L’un des deux recours concerne l’exportation de tourelles de chars produites par John Cockerill Defense (ex-CMI Defense) et qui équipent les véhicules blindés de la firme canadienne GDLS destinés à être transférés en Arabie saoudite. Les ONG qui avaient obtenu la suspension des licences précédentes par une décision du Conseil d’Etat du 8 mars dernier ont été alertées par le référencement, sur le site des statistiques officielles canadiennes [1], de l’importation par le Canada de matériel militaire belge pour quelque 137,29 millions d’euros (212,6M de $Can) pour le seul mois de mai.

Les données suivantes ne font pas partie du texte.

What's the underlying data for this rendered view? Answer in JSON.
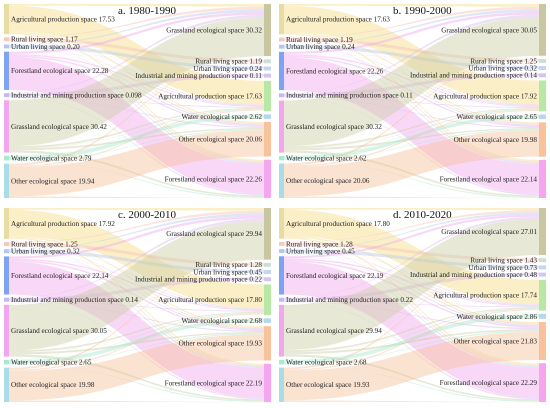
{
  "panels": [
    {
      "title": "a. 1980-1990",
      "left": [
        {
          "name": "Agricultural production space",
          "value": "17.53"
        },
        {
          "name": "Rural living space",
          "value": "1.17"
        },
        {
          "name": "Urban living space",
          "value": "0.20"
        },
        {
          "name": "Forestland ecological space",
          "value": "22.28"
        },
        {
          "name": "Industrial and mining production space",
          "value": "0.098"
        },
        {
          "name": "Grassland ecological space",
          "value": "30.42"
        },
        {
          "name": "Water ecological space",
          "value": "2.79"
        },
        {
          "name": "Other ecological space",
          "value": "19.94"
        }
      ],
      "right": [
        {
          "name": "Grassland ecological space",
          "value": "30.32"
        },
        {
          "name": "Rural living space",
          "value": "1.19"
        },
        {
          "name": "Urban living space",
          "value": "0.24"
        },
        {
          "name": "Industrial and mining production space",
          "value": "0.11"
        },
        {
          "name": "Agricultural production space",
          "value": "17.63"
        },
        {
          "name": "Water ecological space",
          "value": "2.62"
        },
        {
          "name": "Other ecological space",
          "value": "20.06"
        },
        {
          "name": "Forestland ecological space",
          "value": "22.26"
        }
      ]
    },
    {
      "title": "b. 1990-2000",
      "left": [
        {
          "name": "Agricultural production space",
          "value": "17.63"
        },
        {
          "name": "Rural living space",
          "value": "1.19"
        },
        {
          "name": "Urban living space",
          "value": "0.24"
        },
        {
          "name": "Forestland ecological space",
          "value": "22.26"
        },
        {
          "name": "Industrial and mining production space",
          "value": "0.11"
        },
        {
          "name": "Grassland ecological space",
          "value": "30.32"
        },
        {
          "name": "Water ecological space",
          "value": "2.62"
        },
        {
          "name": "Other ecological space",
          "value": "20.06"
        }
      ],
      "right": [
        {
          "name": "Grassland ecological space",
          "value": "30.05"
        },
        {
          "name": "Rural living space",
          "value": "1.25"
        },
        {
          "name": "Urban living space",
          "value": "0.32"
        },
        {
          "name": "Industrial and mining production space",
          "value": "0.14"
        },
        {
          "name": "Agricultural production space",
          "value": "17.92"
        },
        {
          "name": "Water ecological space",
          "value": "2.65"
        },
        {
          "name": "Other ecological space",
          "value": "19.98"
        },
        {
          "name": "Forestland ecological space",
          "value": "22.14"
        }
      ]
    },
    {
      "title": "c. 2000-2010",
      "left": [
        {
          "name": "Agricultural production space",
          "value": "17.92"
        },
        {
          "name": "Rural living space",
          "value": "1.25"
        },
        {
          "name": "Urban living space",
          "value": "0.32"
        },
        {
          "name": "Forestland ecological space",
          "value": "22.14"
        },
        {
          "name": "Industrial and mining production space",
          "value": "0.14"
        },
        {
          "name": "Grassland ecological space",
          "value": "30.05"
        },
        {
          "name": "Water ecological space",
          "value": "2.65"
        },
        {
          "name": "Other ecological space",
          "value": "19.98"
        }
      ],
      "right": [
        {
          "name": "Grassland ecological space",
          "value": "29.94"
        },
        {
          "name": "Rural living space",
          "value": "1.28"
        },
        {
          "name": "Urban living space",
          "value": "0.45"
        },
        {
          "name": "Industrial and mining production space",
          "value": "0.22"
        },
        {
          "name": "Agricultural production space",
          "value": "17.80"
        },
        {
          "name": "Water ecological space",
          "value": "2.68"
        },
        {
          "name": "Other ecological space",
          "value": "19.93"
        },
        {
          "name": "Forestland ecological space",
          "value": "22.19"
        }
      ]
    },
    {
      "title": "d. 2010-2020",
      "left": [
        {
          "name": "Agricultural production space",
          "value": "17.80"
        },
        {
          "name": "Rural living space",
          "value": "1.28"
        },
        {
          "name": "Urban living space",
          "value": "0.45"
        },
        {
          "name": "Forestland ecological space",
          "value": "22.19"
        },
        {
          "name": "Industrial and mining production space",
          "value": "0.22"
        },
        {
          "name": "Grassland ecological space",
          "value": "29.94"
        },
        {
          "name": "Water ecological space",
          "value": "2.68"
        },
        {
          "name": "Other ecological space",
          "value": "19.93"
        }
      ],
      "right": [
        {
          "name": "Grassland ecological space",
          "value": "27.01"
        },
        {
          "name": "Rural living space",
          "value": "1.43"
        },
        {
          "name": "Urban living space",
          "value": "0.73"
        },
        {
          "name": "Industrial and mining production space",
          "value": "0.48"
        },
        {
          "name": "Agricultural production space",
          "value": "17.74"
        },
        {
          "name": "Water ecological space",
          "value": "2.86"
        },
        {
          "name": "Other ecological space",
          "value": "21.83"
        },
        {
          "name": "Forestland ecological space",
          "value": "22.29"
        }
      ]
    }
  ],
  "colors": {
    "Agricultural production space": "#f6dc86",
    "Rural living space": "#f7c4b6",
    "Urban living space": "#b9c9ea",
    "Forestland ecological space": "#f2a6ee",
    "Industrial and mining production space": "#d6b9ee",
    "Grassland ecological space": "#cdcba4",
    "Water ecological space": "#a8e6cc",
    "Other ecological space": "#f7c29c"
  },
  "leftNodeColors": {
    "Agricultural production space": "#e7dca4",
    "Rural living space": "#f4c9be",
    "Urban living space": "#b3c5f0",
    "Forestland ecological space": "#7ea3f2",
    "Industrial and mining production space": "#c9b6f4",
    "Grassland ecological space": "#f1a6ee",
    "Water ecological space": "#a8ead0",
    "Other ecological space": "#a8dde8"
  },
  "rightNodeColors": {
    "Grassland ecological space": "#c9c7a2",
    "Rural living space": "#c9e0d2",
    "Urban living space": "#c2d7ef",
    "Industrial and mining production space": "#d1c7ee",
    "Agricultural production space": "#b7e8a6",
    "Water ecological space": "#b6d6f2",
    "Other ecological space": "#f7c29c",
    "Forestland ecological space": "#f6a6f0"
  }
}
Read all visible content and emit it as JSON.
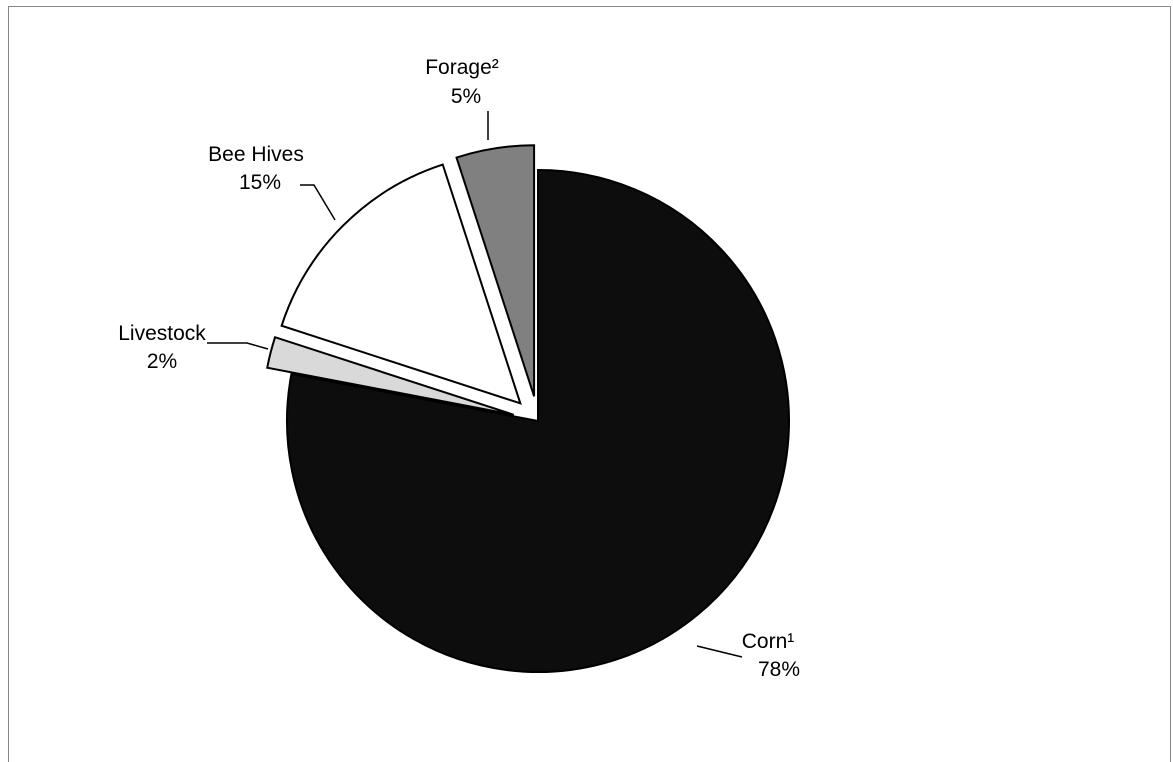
{
  "chart_data": {
    "type": "pie",
    "title": "",
    "slices": [
      {
        "label": "Corn¹",
        "value": 78,
        "value_label": "78%",
        "color": "#0d0d0d",
        "exploded": false
      },
      {
        "label": "Livestock",
        "value": 2,
        "value_label": "2%",
        "color": "#d9d9d9",
        "exploded": true
      },
      {
        "label": "Bee Hives",
        "value": 15,
        "value_label": "15%",
        "color": "#ffffff",
        "exploded": true
      },
      {
        "label": "Forage²",
        "value": 5,
        "value_label": "5%",
        "color": "#808080",
        "exploded": true
      }
    ],
    "start_angle": "12 o'clock",
    "direction": "clockwise",
    "legend": "none",
    "data_labels": "outside with leader lines"
  }
}
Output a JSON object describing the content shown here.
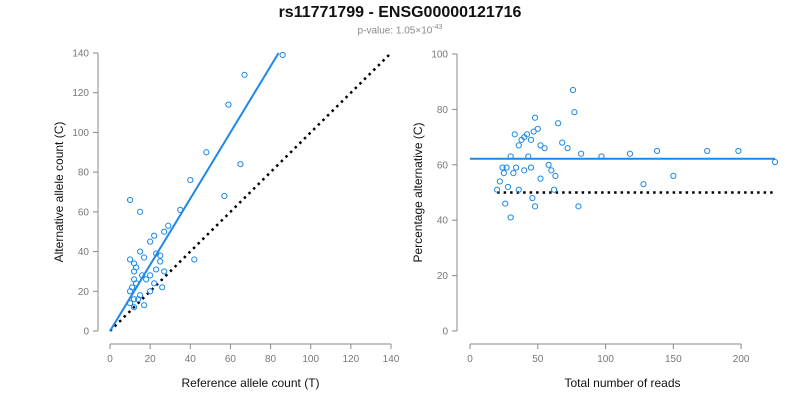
{
  "header": {
    "title": "rs11771799 - ENSG00000121716",
    "pvalue_prefix": "p-value: 1.05×10",
    "pvalue_exponent": "-43"
  },
  "colors": {
    "accent": "#1e88e5",
    "reference": "#000000",
    "axis": "#888888",
    "tick_text": "#777777"
  },
  "chart_data": [
    {
      "type": "scatter",
      "title": "",
      "xlabel": "Reference allele count (T)",
      "ylabel": "Alternative allele count (C)",
      "xlim": [
        0,
        140
      ],
      "ylim": [
        0,
        140
      ],
      "xticks": [
        0,
        20,
        40,
        60,
        80,
        100,
        120,
        140
      ],
      "yticks": [
        0,
        20,
        40,
        60,
        80,
        100,
        120,
        140
      ],
      "grid": false,
      "series": [
        {
          "points": [
            [
              10,
              66
            ],
            [
              15,
              60
            ],
            [
              40,
              76
            ],
            [
              48,
              90
            ],
            [
              59,
              114
            ],
            [
              67,
              129
            ],
            [
              86,
              139
            ],
            [
              57,
              68
            ],
            [
              65,
              84
            ],
            [
              35,
              61
            ],
            [
              29,
              53
            ],
            [
              27,
              50
            ],
            [
              20,
              45
            ],
            [
              22,
              48
            ],
            [
              42,
              36
            ],
            [
              15,
              40
            ],
            [
              10,
              36
            ],
            [
              12,
              34
            ],
            [
              12,
              30
            ],
            [
              13,
              32
            ],
            [
              17,
              37
            ],
            [
              23,
              39
            ],
            [
              25,
              35
            ],
            [
              27,
              30
            ],
            [
              26,
              22
            ],
            [
              22,
              24
            ],
            [
              20,
              28
            ],
            [
              18,
              26
            ],
            [
              13,
              24
            ],
            [
              10,
              20
            ],
            [
              12,
              16
            ],
            [
              14,
              16
            ],
            [
              10,
              14
            ],
            [
              12,
              12
            ],
            [
              17,
              13
            ],
            [
              15,
              18
            ],
            [
              20,
              20
            ],
            [
              11,
              22
            ],
            [
              12,
              26
            ],
            [
              16,
              28
            ],
            [
              23,
              31
            ],
            [
              25,
              38
            ]
          ],
          "marker": "open-circle"
        }
      ],
      "fit_line": {
        "from": [
          0,
          0
        ],
        "to": [
          84,
          140
        ]
      },
      "reference_line": {
        "from": [
          0,
          0
        ],
        "to": [
          140,
          140
        ],
        "style": "dotted"
      }
    },
    {
      "type": "scatter",
      "title": "",
      "xlabel": "Total number of reads",
      "ylabel": "Percentage alternative (C)",
      "xlim": [
        0,
        225
      ],
      "ylim": [
        0,
        100
      ],
      "xticks": [
        0,
        50,
        100,
        150,
        200
      ],
      "yticks": [
        0,
        20,
        40,
        60,
        80,
        100
      ],
      "grid": false,
      "series": [
        {
          "points": [
            [
              25,
              57
            ],
            [
              27,
              59
            ],
            [
              30,
              63
            ],
            [
              33,
              71
            ],
            [
              36,
              67
            ],
            [
              38,
              69
            ],
            [
              40,
              70
            ],
            [
              42,
              71
            ],
            [
              45,
              69
            ],
            [
              47,
              72
            ],
            [
              48,
              77
            ],
            [
              50,
              73
            ],
            [
              46,
              48
            ],
            [
              48,
              45
            ],
            [
              52,
              67
            ],
            [
              55,
              66
            ],
            [
              58,
              60
            ],
            [
              60,
              58
            ],
            [
              62,
              51
            ],
            [
              63,
              56
            ],
            [
              65,
              75
            ],
            [
              68,
              68
            ],
            [
              72,
              66
            ],
            [
              76,
              87
            ],
            [
              77,
              79
            ],
            [
              80,
              45
            ],
            [
              82,
              64
            ],
            [
              97,
              63
            ],
            [
              118,
              64
            ],
            [
              128,
              53
            ],
            [
              138,
              65
            ],
            [
              150,
              56
            ],
            [
              175,
              65
            ],
            [
              198,
              65
            ],
            [
              225,
              61
            ],
            [
              20,
              51
            ],
            [
              22,
              54
            ],
            [
              24,
              59
            ],
            [
              26,
              46
            ],
            [
              28,
              52
            ],
            [
              30,
              41
            ],
            [
              32,
              57
            ],
            [
              34,
              59
            ],
            [
              36,
              51
            ],
            [
              40,
              58
            ],
            [
              43,
              63
            ],
            [
              45,
              59
            ],
            [
              52,
              55
            ]
          ],
          "marker": "open-circle"
        }
      ],
      "fit_line": {
        "y": 62.2
      },
      "reference_line": {
        "y": 50,
        "style": "dotted"
      }
    }
  ]
}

La Région wallonne a par ailleurs confirmé qu’une nouvelle licence avait bien été octroyée par Elio Di Rupo pour l’entreprise John Cockerill.
« Cette reprise des exportations vers un pays qui est suspecté de commettre des crimes de guerre au Yemen, et qui se fait dès lors en violation totale du droit international humanitaire prévu dans le Traité sur le commerce des armes, nous étonne d’autant plus qu’elle a lieu deux mois à peine après que le Conseil d’Etat ait suspendu les licences autorisant ces exportations, expliquent les organisations.
« Nous nous inquiétons aujourd’hui qu’Elio Di Rupo remplace dans la plus grande opacité des licences suspendues précédemment, en allant ainsi à l’encontre d’une décision de justice. »
Au mois de mars dernier, le Conseil d’État avait en effet jugé que la décision d’Elio Di Rupo d’accorder des licences pour l’exportation d’armes vers l’Arabie saoudite par la FN Herstal, Mecar et John Cockerill (anciennement CMI) Defense contrevenait au critère relatif au respect du droit international humanitaire prévu par le décret wallon du 21 juin 2012 relatif à l’importation, à l’exportation, au transit et au transfert d’armes civiles et de produits liés à la défense. Pour motiver sa décision, le Conseil d’État avait notamment évoqué les critères mentionnés dans la Position commune de l’Union européenne sur le contrôle des exportations d’armes et le décret du 21 juin 2012 les intégrant dans le droit wallon.
« Alors qu’il a déjà été précédemment établi que des armes wallonnes ont été engagées dans les conflits dévastateurs qui sévissent au Yemen, Elio Di Rupo - qui dispose d’un large pouvoir discrétionnaire dans l’évaluation des facteurs pertinents liés à l’octroi de licences d’exportation d’armes - poursuit les exportations coûte que coûte en faisant fi des décisions de justice et du respect du droit », ajoutent les organisations.
La coalition dirigée par l’Arabie saoudite est impliquée dans la guerre sanglante au Yémen depuis 2015. La situation dénoncée, tant en Arabie saoudite qu’au Yémen n’a évidemment pas évolué depuis décembre 2019 et continuer à armer l’Arabie saoudite n’est pas plus acceptable aujourd’hui qu’hier. Selon les Nations unies, il s’agit de la pire crise humanitaire au monde. Fin 2019, 233 000 personnes étaient déjà mortes des suites du conflit et plus de trois millions de personnes avaient fui depuis le début de la guerre. Toutes les parties au conflit sont coupables de violations flagrantes du droit international.